If we need an immutable list of item, create a key value list within a ID where the value points to an MD that can be modified.

So I don’t see why it should be the default behavior of MD when it’s doable with an ID in the rare case that you’ll need it.

My 2c anyway, I understand I might be missing something.

Edit: wait, can’t we create a MD without the delete permission for undeletable list?


Just to be sure there is no misunderstanding: The use case for clearing entries instead of deleting them, is not for immutable data, but is for mutable data for which we want to know if it is has been modified. Hard delete implementation doesn’t allow this because an entry could be recreated with the same version as before but a different content.

I’m with you. Could we achieve the same result with a MD that has no owner and no delete permission? Or, not really sure if it’s possible but, a MD set in a way that the owner can update, insert but not delete?


You can also add: without update permissions permission. But yes, it should work. I think you have found the solution to allow both usage:

  • no possibility to delete an entry when there is a need to prove non alteration (but an entry can still be cleared with an update operation)

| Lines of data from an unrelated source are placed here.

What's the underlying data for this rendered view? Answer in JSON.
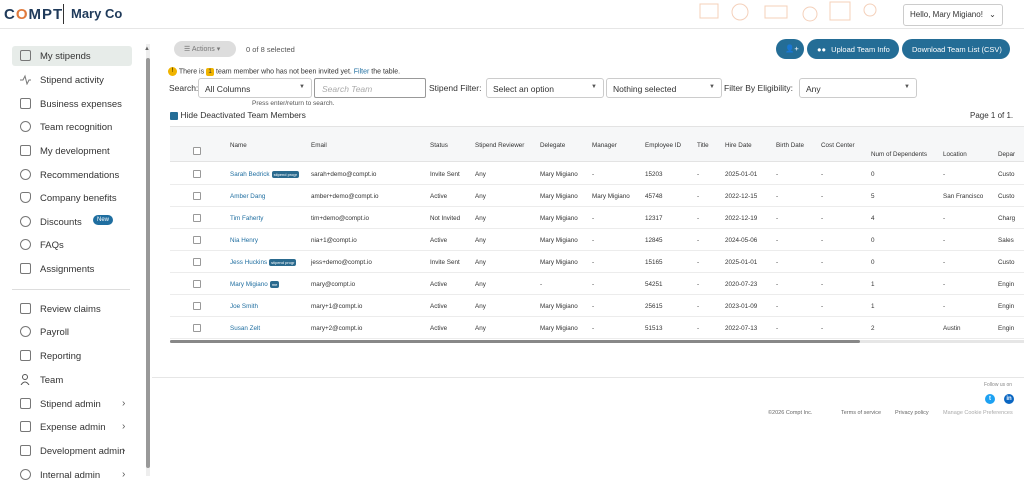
{
  "header": {
    "logo": "COMPT",
    "company": "Mary Co",
    "greeting": "Hello, Mary Migiano!"
  },
  "sidebar": {
    "items": [
      {
        "label": "My stipends"
      },
      {
        "label": "Stipend activity"
      },
      {
        "label": "Business expenses"
      },
      {
        "label": "Team recognition"
      },
      {
        "label": "My development"
      },
      {
        "label": "Recommendations"
      },
      {
        "label": "Company benefits"
      },
      {
        "label": "Discounts",
        "badge": "New"
      },
      {
        "label": "FAQs"
      },
      {
        "label": "Assignments"
      },
      {
        "label": "Review claims"
      },
      {
        "label": "Payroll"
      },
      {
        "label": "Reporting"
      },
      {
        "label": "Team"
      },
      {
        "label": "Stipend admin"
      },
      {
        "label": "Expense admin"
      },
      {
        "label": "Development admin"
      },
      {
        "label": "Internal admin"
      }
    ]
  },
  "toolbar": {
    "actions_label": "Actions",
    "selected_text": "0 of 8 selected",
    "upload_label": "Upload Team Info",
    "download_label": "Download Team List (CSV)"
  },
  "notice": {
    "prefix": "There is",
    "count": "1",
    "suffix": "team member who has not been invited yet.",
    "link": "Filter",
    "tail": "the table."
  },
  "filters": {
    "search_label": "Search:",
    "search_column": "All Columns",
    "search_placeholder": "Search Team",
    "search_hint": "Press enter/return to search.",
    "stipend_filter_label": "Stipend Filter:",
    "stipend_filter_value": "Select an option",
    "stipend_multi_value": "Nothing selected",
    "eligibility_label": "Filter By Eligibility:",
    "eligibility_value": "Any"
  },
  "table_opts": {
    "hide_deactivated": "Hide Deactivated Team Members",
    "page_info": "Page 1 of 1."
  },
  "table": {
    "columns": [
      "Name",
      "Email",
      "Status",
      "Stipend Reviewer",
      "Delegate",
      "Manager",
      "Employee ID",
      "Title",
      "Hire Date",
      "Birth Date",
      "Cost Center",
      "Num of Dependents",
      "Location",
      "Depar"
    ],
    "rows": [
      {
        "name": "Sarah Bedrick",
        "tag": "stipend progr",
        "email": "sarah+demo@compt.io",
        "status": "Invite Sent",
        "reviewer": "Any",
        "delegate": "Mary Migiano",
        "manager": "-",
        "employee_id": "15203",
        "title": "-",
        "hire_date": "2025-01-01",
        "birth_date": "-",
        "cost_center": "-",
        "dependents": "0",
        "location": "-",
        "department": "Custo"
      },
      {
        "name": "Amber Dang",
        "tag": "",
        "email": "amber+demo@compt.io",
        "status": "Active",
        "reviewer": "Any",
        "delegate": "Mary Migiano",
        "manager": "Mary Migiano",
        "employee_id": "45748",
        "title": "-",
        "hire_date": "2022-12-15",
        "birth_date": "-",
        "cost_center": "-",
        "dependents": "5",
        "location": "San Francisco",
        "department": "Custo"
      },
      {
        "name": "Tim Faherty",
        "tag": "",
        "email": "tim+demo@compt.io",
        "status": "Not Invited",
        "reviewer": "Any",
        "delegate": "Mary Migiano",
        "manager": "-",
        "employee_id": "12317",
        "title": "-",
        "hire_date": "2022-12-19",
        "birth_date": "-",
        "cost_center": "-",
        "dependents": "4",
        "location": "-",
        "department": "Charg"
      },
      {
        "name": "Nia Henry",
        "tag": "",
        "email": "nia+1@compt.io",
        "status": "Active",
        "reviewer": "Any",
        "delegate": "Mary Migiano",
        "manager": "-",
        "employee_id": "12845",
        "title": "-",
        "hire_date": "2024-05-06",
        "birth_date": "-",
        "cost_center": "-",
        "dependents": "0",
        "location": "-",
        "department": "Sales"
      },
      {
        "name": "Jess Huckins",
        "tag": "stipend progr",
        "email": "jess+demo@compt.io",
        "status": "Invite Sent",
        "reviewer": "Any",
        "delegate": "Mary Migiano",
        "manager": "-",
        "employee_id": "15165",
        "title": "-",
        "hire_date": "2025-01-01",
        "birth_date": "-",
        "cost_center": "-",
        "dependents": "0",
        "location": "-",
        "department": "Custo"
      },
      {
        "name": "Mary Migiano",
        "tag": "me",
        "email": "mary@compt.io",
        "status": "Active",
        "reviewer": "Any",
        "delegate": "-",
        "manager": "-",
        "employee_id": "54251",
        "title": "-",
        "hire_date": "2020-07-23",
        "birth_date": "-",
        "cost_center": "-",
        "dependents": "1",
        "location": "-",
        "department": "Engin"
      },
      {
        "name": "Joe Smith",
        "tag": "",
        "email": "mary+1@compt.io",
        "status": "Active",
        "reviewer": "Any",
        "delegate": "Mary Migiano",
        "manager": "-",
        "employee_id": "25615",
        "title": "-",
        "hire_date": "2023-01-09",
        "birth_date": "-",
        "cost_center": "-",
        "dependents": "1",
        "location": "-",
        "department": "Engin"
      },
      {
        "name": "Susan Zelt",
        "tag": "",
        "email": "mary+2@compt.io",
        "status": "Active",
        "reviewer": "Any",
        "delegate": "Mary Migiano",
        "manager": "-",
        "employee_id": "51513",
        "title": "-",
        "hire_date": "2022-07-13",
        "birth_date": "-",
        "cost_center": "-",
        "dependents": "2",
        "location": "Austin",
        "department": "Engin"
      }
    ]
  },
  "footer": {
    "follow": "Follow us on",
    "copyright": "©2026 Compt Inc.",
    "terms": "Terms of service",
    "privacy": "Privacy policy",
    "cookies": "Manage Cookie Preferences"
  },
  "colors": {
    "accent": "#246d96",
    "brand": "#1f3a5a",
    "warning": "#f0b400",
    "twitter": "#1da1f2",
    "linkedin": "#0a66c2"
  }
}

  • efficient hard delete otherwise.


Cool, glad I could help :slight_smile:

Edit: actually, @bochaco what do you think?


This would seem to work for MDs created for arbitrary purposes, but am I right in thinking it won’t help applications which want to use the standard containers (to store files for example)? Unless those are made to allow delete, which in not sure would be acceptable.

I’m not sure I understand, what would be a use case for wanting the root container to have un deletable file names? .( that’s what you mean right?)